Mariage à trois : le couple est mort, vive le trouple !



 

« Nous allons révolutionner le couple » s’exclamait Jean-Paul Sartre avec ferveur au début des années 60. L’avant-gardiste libertaire ne pensait pas si bien dire : en ce début de mois de juin, la Colombie vient d’officialiser le premier mariage entre… trois hommes.

Reprenant l’argumentaire marxiste d’Engels, les partisans du polyamour estiment en effet que le couple n’est qu’une construction sociale bourgeoise et qu’à ce titre, pour se libérer de toute oppression, il faut aussi se libérer de cette structure réactionnaire. Ils invitent donc les individus à fonder des unions à plusieurs : trois, quatre, dix, vingt… Quand on aime, on ne compte pas. Mais ils ne se contentent pas de vivre leurs idylles dans l’intimité. Non, soutenus par les lobbys LGBTIQP et les partisans de l’égalitarisme, ils réclament à l’État les mêmes droits que les autres citoyens.

S’il est vrai que cela ne poserait aucun problème pour le droit fiscal ou notarial, on peut en revanche être plus inquiet pour ce qui a trait au mariage, celui-ci ouvrant droit à l’adoption, voire à la PMA/GPA (d’autant qu’il est, aujourd’hui, possible de concevoir un enfant à partir de trois ADN différents)… Je vous présente donc Lucas, adopté par ses quatre papas et ses trois mamans ; et voici Emma, conçue pendant un rapport entre deux de ses neuf parents, mais elle ne sait pas lesquels…

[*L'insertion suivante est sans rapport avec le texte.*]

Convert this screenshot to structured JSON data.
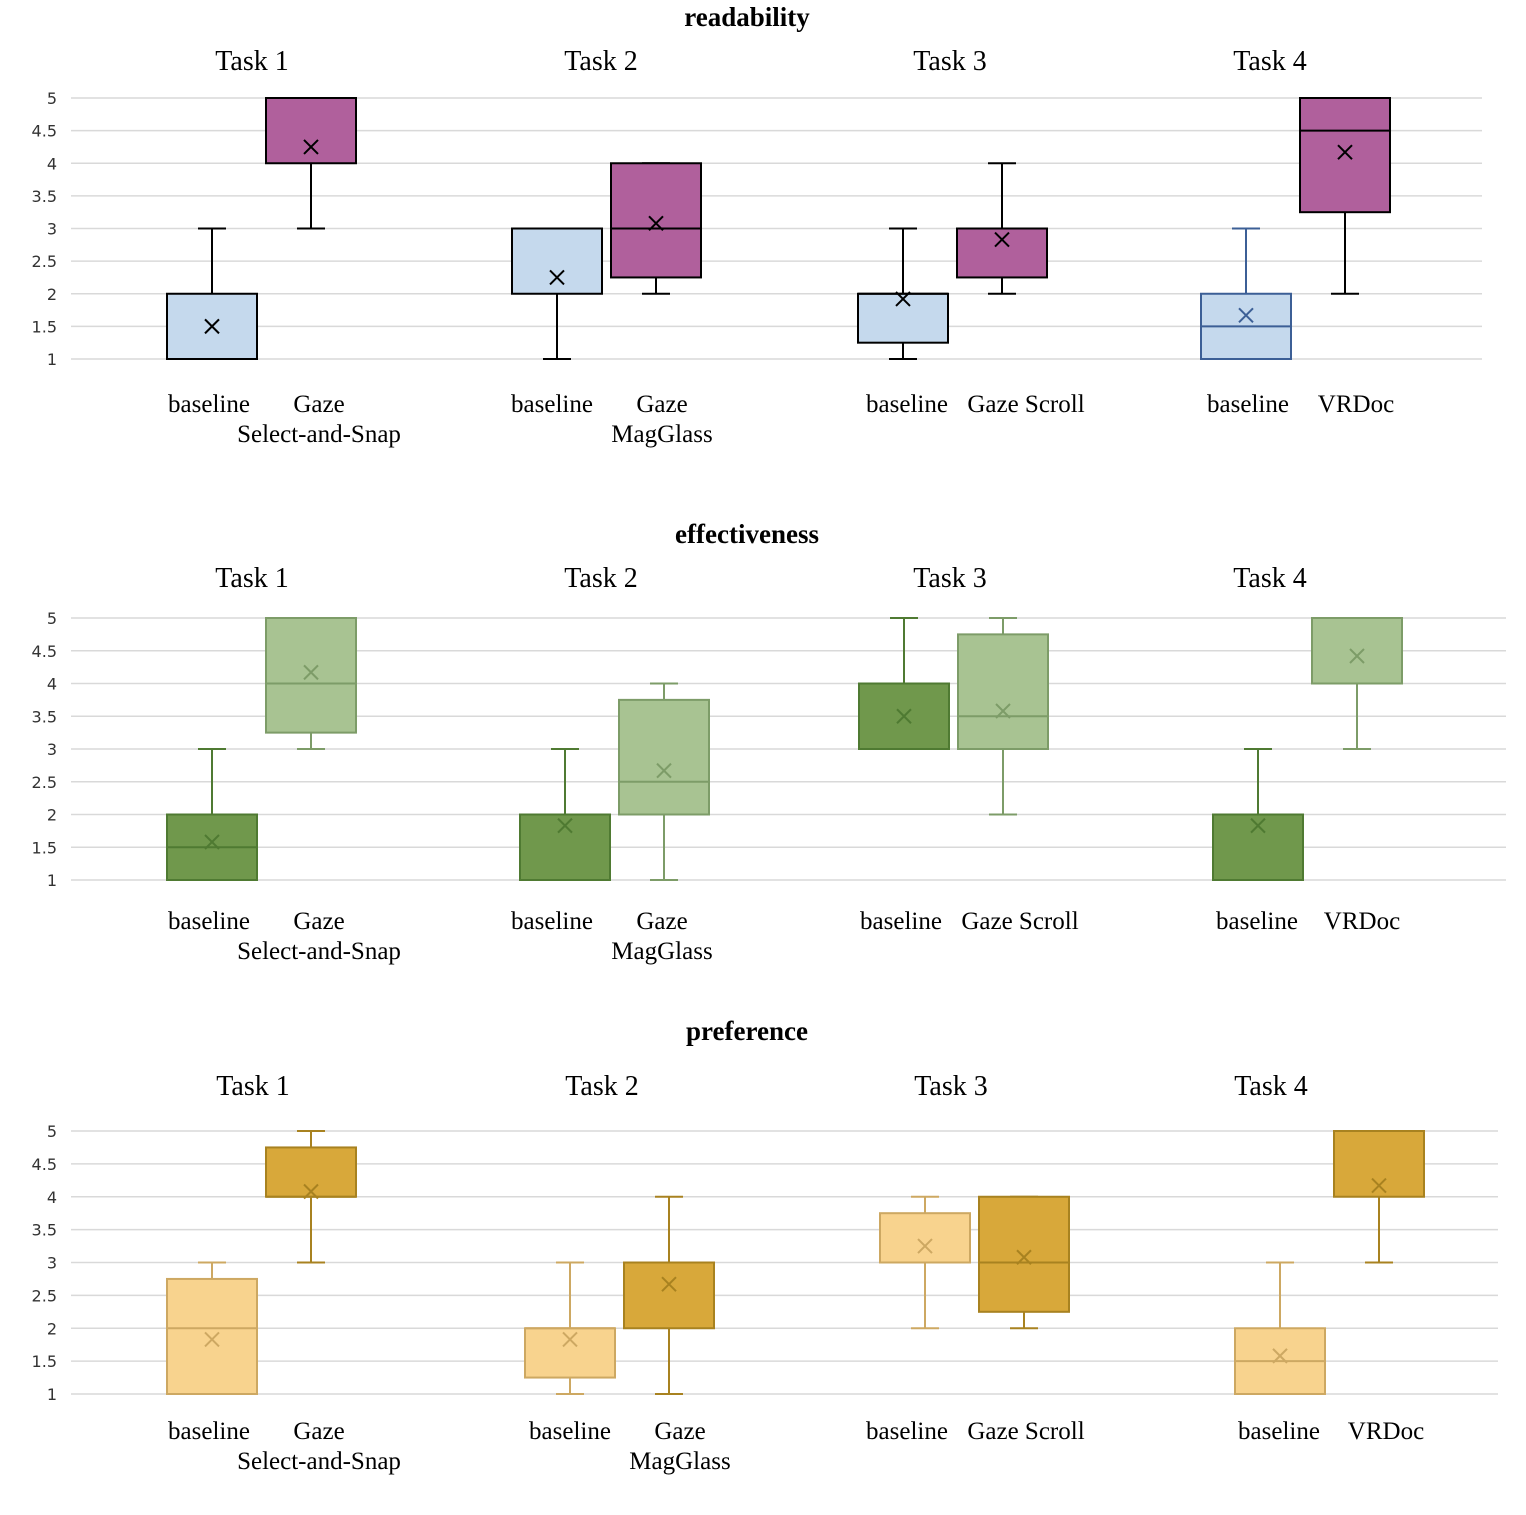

Le bon sens voudrait que l’on refuse de telles revendications. Mais, comme l’avaient prévu les partisans de la Manif pour tous, la loi Taubira, en ouvrant une jurisprudence, rend toutes ces revendications légitimes. Puisque l’on a nié l’aspect spirituel du mariage, puisque l’on a nié qu’il représente la cellule structurante initiale, puisque l’on nie la complémentarité homme-femme dans l’éducation, puisque l’on a dit qu’il suffisait « d’aimer l’enfant » pour devenir parents, puisque l’on a, justement, ouvert un « droit à l’enfant », comment l’État français pourrait-il refuser cette nouvelle revendication ?

Les hommes ont toujours connu la déviance et le libertinage. Or, ces hédonistes, très justement, vivaient cachés sans porter de revendications politiques. Mais maintenant que la situation a changé, et que chacun y va de son particularisme, il convient d’adopter une posture claire : l’État est une structure utilitaire, elle permet de faire perdurer l’esprit et la culture d’un peuple par l’action politique. À ce titre, il n’a vocation à reconnaître que des pratiques qui, si elles étaient généralisées, ne nuiraient pas à ce peuple.

Le polyamour est la négation de cet amour rendu exclusif par la promesse prononcée par les mariés devant l’autel, le polyamour est donc la négation du mariage. Et puisque le mariage fonde et structure notre société, alors le polyamour est la négation de notre société.